Эти амбициозные шаги повторили и другие страны с развитой экономикой. Банк Англии также принял меры количественного смягчения, покупая облигации в том же масштабе, что и ФРС (с учётом размера британской экономики). Банк Японии экспериментировал с количественным смягчением с 2001 г., но после финансового кризиса удвоил усилия; с 2013 г. он генерировал больше денег по отношению к ВВП, чем любая другая зрелая экономика. Ответных мер Европейского центрального банка не было годами из-за сопротивления Германии и других северных государств-членов, но в 2015 г. он всё же присоединился к этой вечеринке. Центральные банки «большой четвёрки» вместе вложили около 13 трлн долларов в свои экономики в течение десяти лет после финансового кризиса.

Кризис, вызванный коронавирусом, ещё больше воодушевил центробанки. До пандемии экономисты беспокоились, что количественное смягчение вскоре перестанет быть эффективным или политически приемлемым.

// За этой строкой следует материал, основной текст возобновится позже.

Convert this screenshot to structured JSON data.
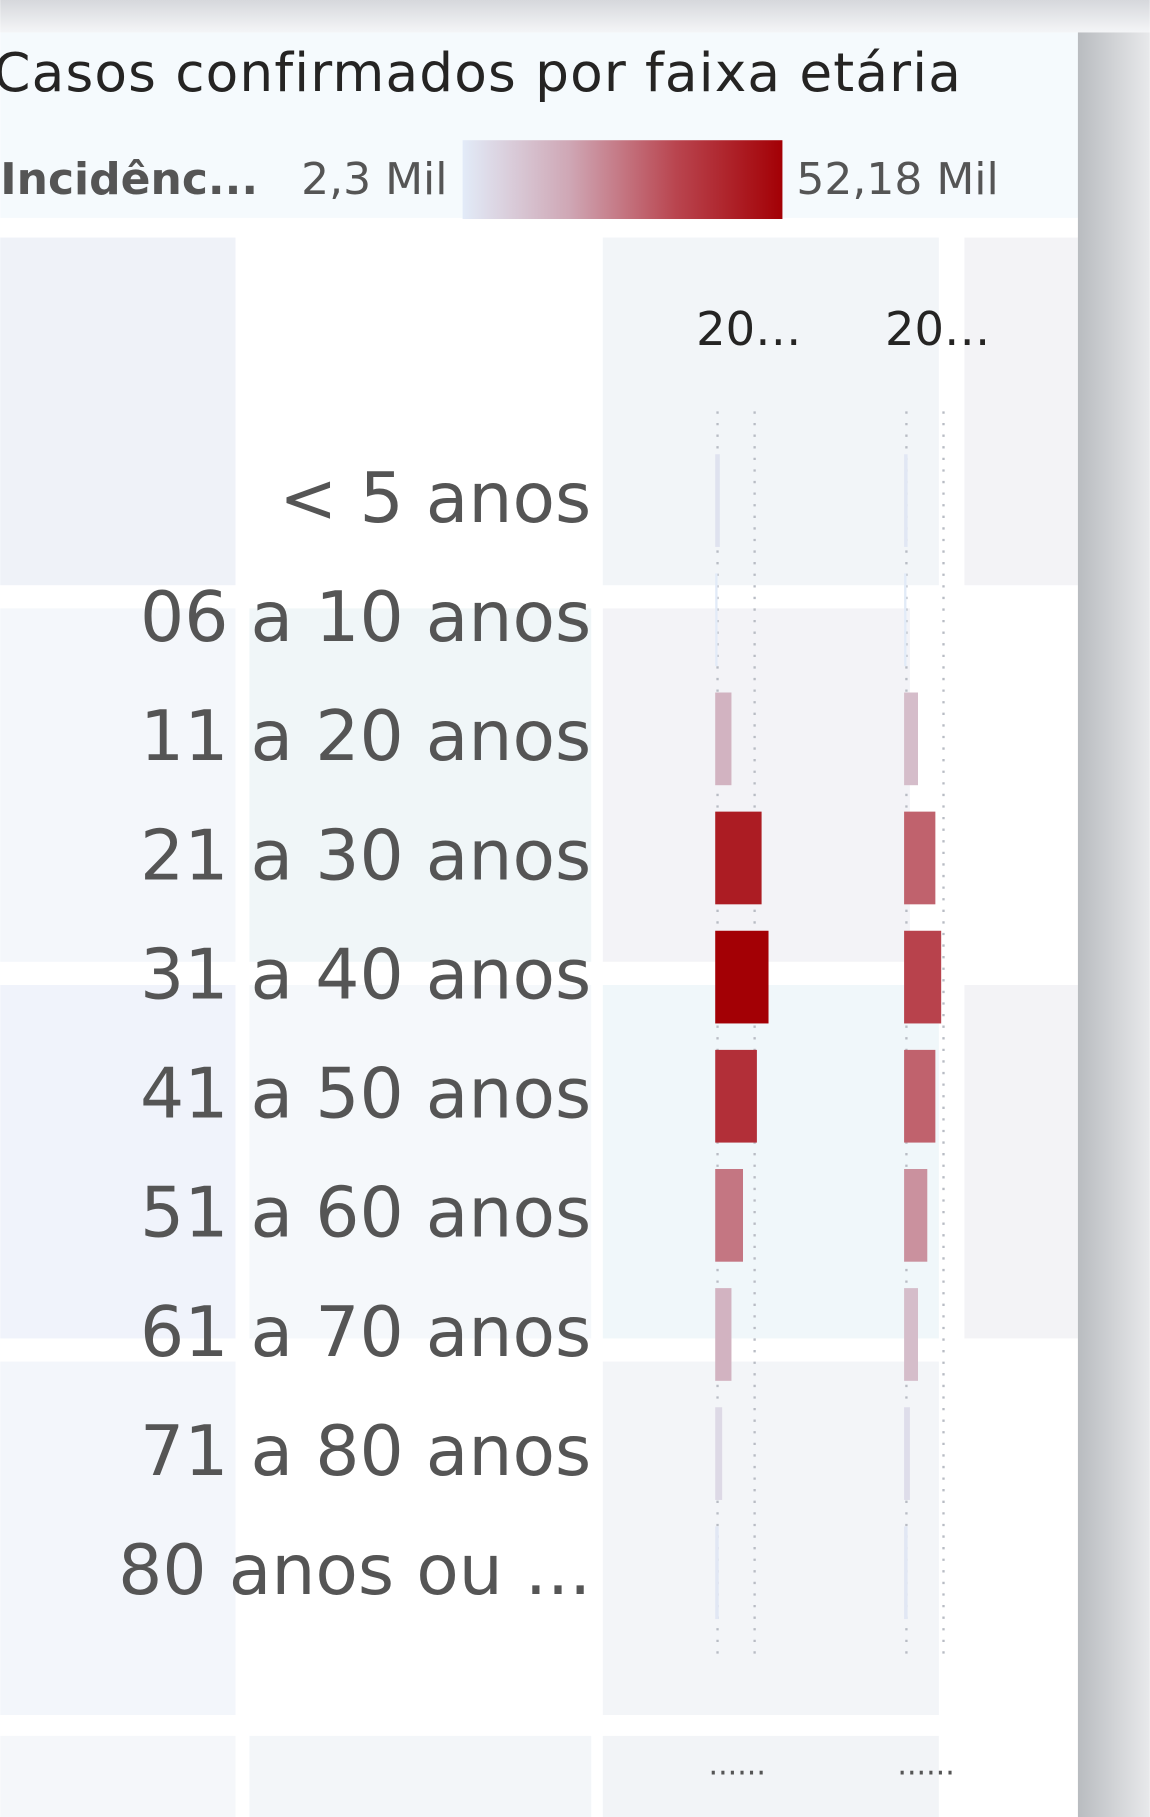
{
  "chart_data": {
    "type": "bar",
    "orientation": "horizontal",
    "title": "Casos confirmados por faixa etária",
    "legend": {
      "title": "Incidênc...",
      "min": {
        "value": 2300,
        "label": "2,3 Mil"
      },
      "max": {
        "value": 52180,
        "label": "52,18 Mil"
      },
      "colors": [
        "#e2ebf8",
        "#cfa7b5",
        "#b9454f",
        "#a30005"
      ]
    },
    "categories": [
      "< 5 anos",
      "06 a 10 anos",
      "11 a 20 anos",
      "21 a 30 anos",
      "31 a 40 anos",
      "41 a 50 anos",
      "51 a 60 anos",
      "61 a 70 anos",
      "71 a 80 anos",
      "80 anos ou ..."
    ],
    "series": [
      {
        "name": "20…",
        "values": [
          4500,
          2300,
          15900,
          45400,
          52180,
          40800,
          27200,
          15900,
          6800,
          3400
        ]
      },
      {
        "name": "20…",
        "values": [
          3400,
          2300,
          13600,
          30600,
          36300,
          30600,
          22700,
          13600,
          5700,
          3400
        ]
      }
    ],
    "xlim": [
      0,
      52180
    ],
    "footer_labels": [
      "......",
      "......"
    ]
  }
}
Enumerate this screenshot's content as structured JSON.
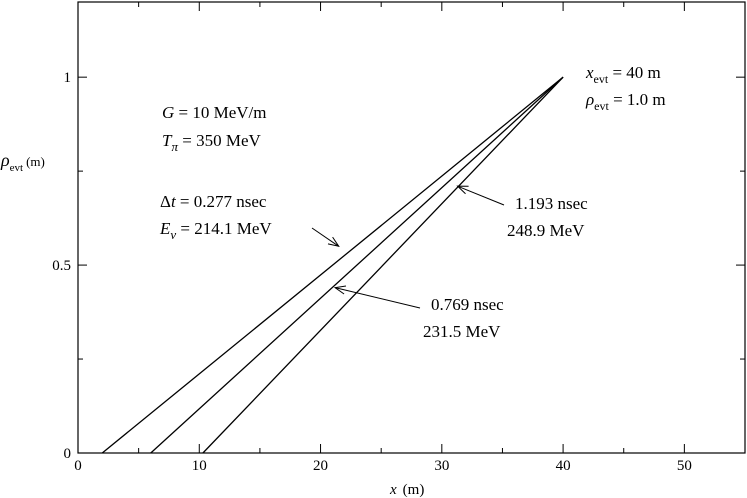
{
  "chart_data": {
    "type": "line",
    "xlabel": "x",
    "xlabel_unit": "(m)",
    "ylabel": "ρ",
    "ylabel_sub": "evt",
    "ylabel_unit": "(m)",
    "xlim": [
      0,
      55
    ],
    "ylim": [
      0,
      1.2
    ],
    "x_ticks": [
      0,
      10,
      20,
      30,
      40,
      50
    ],
    "y_ticks": [
      0,
      0.5,
      1
    ],
    "y_tick_labels": [
      "0",
      "0.5",
      "1"
    ],
    "grid": false,
    "series": [
      {
        "x": [
          2.0,
          40
        ],
        "y": [
          0,
          1.0
        ]
      },
      {
        "x": [
          6.0,
          40
        ],
        "y": [
          0,
          1.0
        ]
      },
      {
        "x": [
          10.3,
          40
        ],
        "y": [
          0,
          1.0
        ]
      }
    ],
    "annotations": {
      "params": {
        "G_sym": "G",
        "G_val": " = 10 MeV/m",
        "T_sym": "T",
        "T_sub": "π",
        "T_val": " = 350 MeV"
      },
      "event": {
        "x_sym": "x",
        "x_sub": "evt",
        "x_val": " = 40 m",
        "rho_sym": "ρ",
        "rho_sub": "evt",
        "rho_val": " = 1.0 m"
      },
      "line1": {
        "dt_sym": "Δ",
        "dt_t": "t",
        "dt_val": " =  0.277 nsec",
        "E_sym": "E",
        "E_sub": "ν",
        "E_val": " = 214.1 MeV",
        "arrow_to": {
          "x": 21.5,
          "y": 0.55
        }
      },
      "line2": {
        "time": "0.769 nsec",
        "energy": "231.5 MeV",
        "arrow_to": {
          "x": 21.2,
          "y": 0.44
        }
      },
      "line3": {
        "time": "1.193 nsec",
        "energy": "248.9 MeV",
        "arrow_to": {
          "x": 31.3,
          "y": 0.71
        }
      }
    }
  }
}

Были и опасения, что законодательство после 2008 г. ограничило полномочия ФРС по проведению спасательных операций. «У правительства ещё меньше чрезвычайных полномочий, чем до кризиса», – написал в 2017 г. бывший министр финансов США Тимоти Гайтнер. Но как только началась пандемия, опасения развеялись. Уважаемый инвестор Говард Маркс недавно признался: «Я был среди многих, кто месяц назад волновался по поводу ограниченности арсенала ФРС. Теперь мы видим огромные возможности его потенциального инструментария».

Федеральный резерв вступил в бой в марте, пообещав, что диапазон его действий будет фактически безграничным. «Когда дело дойдёт до кредитования, нас не остановит нехватка боеприпасов», – заявил председатель ФРС Джером Пауэлл. В то время как первые два раунда количественного смягчения ФРС, начатые в 2008 г. и 2010 г., включали заранее объявленное количество покупок, позиция Пауэлла была подчёркнуто открытой для изменений. В этом он следовал прецеденту, созданному в 2012 г. Марио Драги, тогдашним председателем Европейского центрального банка, который пообещал сдержать долговой кризис в Европе, «чего бы это ни стоило». Но обещание Драги было вдохновенным блефом, так как желание североевропейских государств поддерживать неограниченное вмешательство было нетвёрдым. Напротив, сегодня никто не сомневается в том, что ФРС пользуется поддержкой президента США и Конгресса для реализации своей максималистской риторики. «Чего бы это ни стоило», сказанное ФРС, прозвучало стократ громче.

Решительные обещания ФРС совпали с немедленными действиями. В марте и первой половине апреля она вложила в экономику более 2 трлн долларов, что было почти вдвое более мощно, чем за все шесть недель после падения Lehman Brothers. При этом экономисты свободного рынка прогнозируют, что Центробанк купит более 5 трлн долларов дополнительного долга к концу 2021 г., превысив свои совокупные закупки с 2008 г. по 2015 год. Другие центробанки идут по тому же пути, хотя и не в таком масштабе. По состоянию на конец апреля Европейский центральный банк рассчитывал на смягчение в 3,4 трлн долларов, а Япония и Великобритания обещали в общей сложности 1,5 трлн долларов.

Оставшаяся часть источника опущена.